1. La prima domanda: è la competenza del papa esprimere giudizi se una realtà è un crimine, un delitto o non lo è. Questa è la competenza del legislatore civile, non dell’autorità morale della religione. Esprimere un tale giudizio può significare intromettersi nell’ambito che non gli spetta. Alla Chiesa cattolica e al suo papa spetta esprimere il giudizio circa la moralità di una realtà, in poche parole, rispondere alla domanda se è peccato o no lo è. Il moderno e sempre vigente insegnamento ufficiale della Chiesa sull’omosessualità, pur essendo il vero motore dell’omofobia, non ha mai toccato il tema se l’omosessualità è un crimine o no. Giustamente si limita al campo della sua competenza ed (essendo di fatto incompetente nelle scienze bibliche e naturali) obbliga tutti i cattolici e cattoliche battezzate a credere che “gli atti omosessuali sono intrinsecamente cattivi (peccato grave)” e “la tendenza omosessuale (orientamento sessuale), pur non essendo peccato, è oggettivamente disordinata, perché spinge la persona al comportamento intrinsecamente cattivo.
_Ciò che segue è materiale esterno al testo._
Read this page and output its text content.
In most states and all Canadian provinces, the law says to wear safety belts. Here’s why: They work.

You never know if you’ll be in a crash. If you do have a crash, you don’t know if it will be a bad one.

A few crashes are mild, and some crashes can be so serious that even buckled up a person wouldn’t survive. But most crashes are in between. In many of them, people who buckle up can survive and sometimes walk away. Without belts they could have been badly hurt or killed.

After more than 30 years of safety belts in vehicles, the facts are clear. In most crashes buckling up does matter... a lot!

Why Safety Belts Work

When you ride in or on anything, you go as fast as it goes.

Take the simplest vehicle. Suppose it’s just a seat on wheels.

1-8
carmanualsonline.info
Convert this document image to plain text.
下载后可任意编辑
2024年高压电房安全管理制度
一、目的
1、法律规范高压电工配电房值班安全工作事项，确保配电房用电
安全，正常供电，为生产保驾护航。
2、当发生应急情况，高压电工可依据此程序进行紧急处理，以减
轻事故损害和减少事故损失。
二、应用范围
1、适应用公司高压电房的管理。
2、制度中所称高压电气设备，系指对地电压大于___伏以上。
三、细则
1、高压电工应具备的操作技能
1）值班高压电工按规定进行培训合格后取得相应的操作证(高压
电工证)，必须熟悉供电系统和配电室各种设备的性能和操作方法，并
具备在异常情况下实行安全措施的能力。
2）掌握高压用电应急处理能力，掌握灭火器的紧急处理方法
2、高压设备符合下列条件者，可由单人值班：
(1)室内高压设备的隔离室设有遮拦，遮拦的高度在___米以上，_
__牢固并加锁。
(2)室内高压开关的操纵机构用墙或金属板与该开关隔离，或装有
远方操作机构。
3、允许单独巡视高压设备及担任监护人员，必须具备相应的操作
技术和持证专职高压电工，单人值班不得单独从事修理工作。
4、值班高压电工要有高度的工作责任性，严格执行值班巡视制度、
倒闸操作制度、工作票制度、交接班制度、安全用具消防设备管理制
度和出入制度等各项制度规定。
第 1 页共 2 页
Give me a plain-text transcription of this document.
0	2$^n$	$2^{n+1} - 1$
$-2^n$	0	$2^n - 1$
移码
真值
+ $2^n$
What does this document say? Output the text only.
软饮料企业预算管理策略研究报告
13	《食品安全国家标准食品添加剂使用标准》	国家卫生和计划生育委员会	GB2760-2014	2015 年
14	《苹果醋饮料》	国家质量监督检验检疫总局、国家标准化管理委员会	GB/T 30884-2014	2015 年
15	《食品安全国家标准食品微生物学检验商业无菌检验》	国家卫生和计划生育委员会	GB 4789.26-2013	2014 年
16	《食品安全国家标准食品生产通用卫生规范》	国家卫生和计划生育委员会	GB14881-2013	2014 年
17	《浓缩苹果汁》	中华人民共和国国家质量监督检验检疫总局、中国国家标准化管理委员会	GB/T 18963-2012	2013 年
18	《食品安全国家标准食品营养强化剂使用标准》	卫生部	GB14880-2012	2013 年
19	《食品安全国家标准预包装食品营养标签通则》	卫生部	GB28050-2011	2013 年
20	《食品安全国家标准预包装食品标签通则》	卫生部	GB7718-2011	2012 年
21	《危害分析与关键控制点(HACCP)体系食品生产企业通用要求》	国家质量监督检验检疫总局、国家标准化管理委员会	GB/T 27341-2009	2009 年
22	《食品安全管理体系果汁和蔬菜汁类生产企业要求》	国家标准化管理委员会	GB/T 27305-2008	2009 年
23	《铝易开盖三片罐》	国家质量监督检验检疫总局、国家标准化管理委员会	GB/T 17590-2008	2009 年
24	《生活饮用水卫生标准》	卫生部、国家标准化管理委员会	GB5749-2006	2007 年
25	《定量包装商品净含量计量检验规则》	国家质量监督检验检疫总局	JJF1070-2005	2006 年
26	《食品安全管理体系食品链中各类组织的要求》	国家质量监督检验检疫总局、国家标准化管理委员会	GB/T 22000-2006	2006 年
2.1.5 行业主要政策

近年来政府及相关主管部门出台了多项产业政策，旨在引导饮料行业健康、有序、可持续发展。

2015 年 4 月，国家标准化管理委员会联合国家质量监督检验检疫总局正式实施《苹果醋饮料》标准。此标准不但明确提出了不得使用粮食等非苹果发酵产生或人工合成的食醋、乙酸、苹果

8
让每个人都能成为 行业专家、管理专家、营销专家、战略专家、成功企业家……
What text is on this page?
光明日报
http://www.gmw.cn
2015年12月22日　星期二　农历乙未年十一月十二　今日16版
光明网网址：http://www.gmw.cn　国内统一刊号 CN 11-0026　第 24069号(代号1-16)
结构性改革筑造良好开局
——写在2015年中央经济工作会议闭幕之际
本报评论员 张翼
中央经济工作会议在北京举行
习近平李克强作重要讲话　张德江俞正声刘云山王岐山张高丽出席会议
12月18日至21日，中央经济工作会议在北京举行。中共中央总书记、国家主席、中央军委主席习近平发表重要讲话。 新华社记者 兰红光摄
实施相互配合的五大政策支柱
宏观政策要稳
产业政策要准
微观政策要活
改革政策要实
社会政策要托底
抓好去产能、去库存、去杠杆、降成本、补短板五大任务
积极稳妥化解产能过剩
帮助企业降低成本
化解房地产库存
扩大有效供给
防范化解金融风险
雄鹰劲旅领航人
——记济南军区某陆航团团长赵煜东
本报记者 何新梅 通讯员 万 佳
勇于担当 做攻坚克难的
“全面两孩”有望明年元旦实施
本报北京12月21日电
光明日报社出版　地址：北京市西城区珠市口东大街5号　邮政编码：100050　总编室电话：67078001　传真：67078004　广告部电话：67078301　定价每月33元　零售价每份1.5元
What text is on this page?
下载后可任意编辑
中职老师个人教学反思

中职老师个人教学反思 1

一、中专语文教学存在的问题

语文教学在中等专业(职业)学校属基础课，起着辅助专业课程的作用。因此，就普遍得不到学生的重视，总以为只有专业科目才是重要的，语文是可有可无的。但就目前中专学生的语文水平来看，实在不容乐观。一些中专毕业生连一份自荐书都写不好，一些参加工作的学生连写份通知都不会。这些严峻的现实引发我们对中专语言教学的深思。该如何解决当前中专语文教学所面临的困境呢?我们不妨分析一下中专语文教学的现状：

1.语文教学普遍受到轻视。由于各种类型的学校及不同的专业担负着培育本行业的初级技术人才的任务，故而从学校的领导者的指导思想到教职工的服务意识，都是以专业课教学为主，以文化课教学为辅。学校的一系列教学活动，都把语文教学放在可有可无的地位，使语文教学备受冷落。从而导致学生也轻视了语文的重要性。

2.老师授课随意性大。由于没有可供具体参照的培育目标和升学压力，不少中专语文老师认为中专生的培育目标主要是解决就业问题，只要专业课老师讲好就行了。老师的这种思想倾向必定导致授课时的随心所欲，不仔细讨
Confrontarsi con questo giudizio morale assoluto, apodittico e teologicamente e scientificamente falso è l’unico dovere morale del papa Francesco in questo campo.

2. Curiosamente il papa, invece di compiere il suo dovere morale rispetto l’ingiusto regime morale sessuale della sua Chiesa, dice una cosa giusta, però riguardante l’ambito che non è di sua competenza. Riconosce che “la condanna dell’omosessualità viene da lontano”. Spiegare quel “lontano” è il suo dovere morale rispetto la criminalizzazione dell’omosessualità, cioè il “delitto biblico della Sodomia”, come lo denominavano diverse legislazioni civili ispirate cristianamente. La condanna dell’omosessualità viene dalla tradizione religiosa giudeo-cristiana di Sodoma, da dove è stata anche trasferita all’Islam. Il papa ha il dovere fare conti con questo passato di criminalizzazione ispirata dalla sua religione. Chiaramente non sono le interviste luogo dove la Chiesa (il papa a nome della Chiesa) deve riconoscere, ammettere e correggere i suoi secolari errori. La secolare responsabilità della Chiesa cattolica nello stare dietro la criminalizzazione non si chiude con una frase d’intervista. La si deve affrontare correggendo urgentemente il giudizio morale cattolico sull’omosessualità (in buona compagnia di altri regimi religiosi, ortodosso o musulmano, etc.) che ha permesso nei secoli la criminalizzazione dell’identità omosessuale al livello civile. Ma lui questo non pensa di fare. Lui si limita a un’affermazione giustissima, oggi scontata per la maggior parte delle società che rispettano minimamente i diritti umani e che sono arrivate a questa rispetto propriamente non grazie alla Chiesa cattolica, ma contra di essa e lottando duramente contro le sue ingiuste influenze nella società.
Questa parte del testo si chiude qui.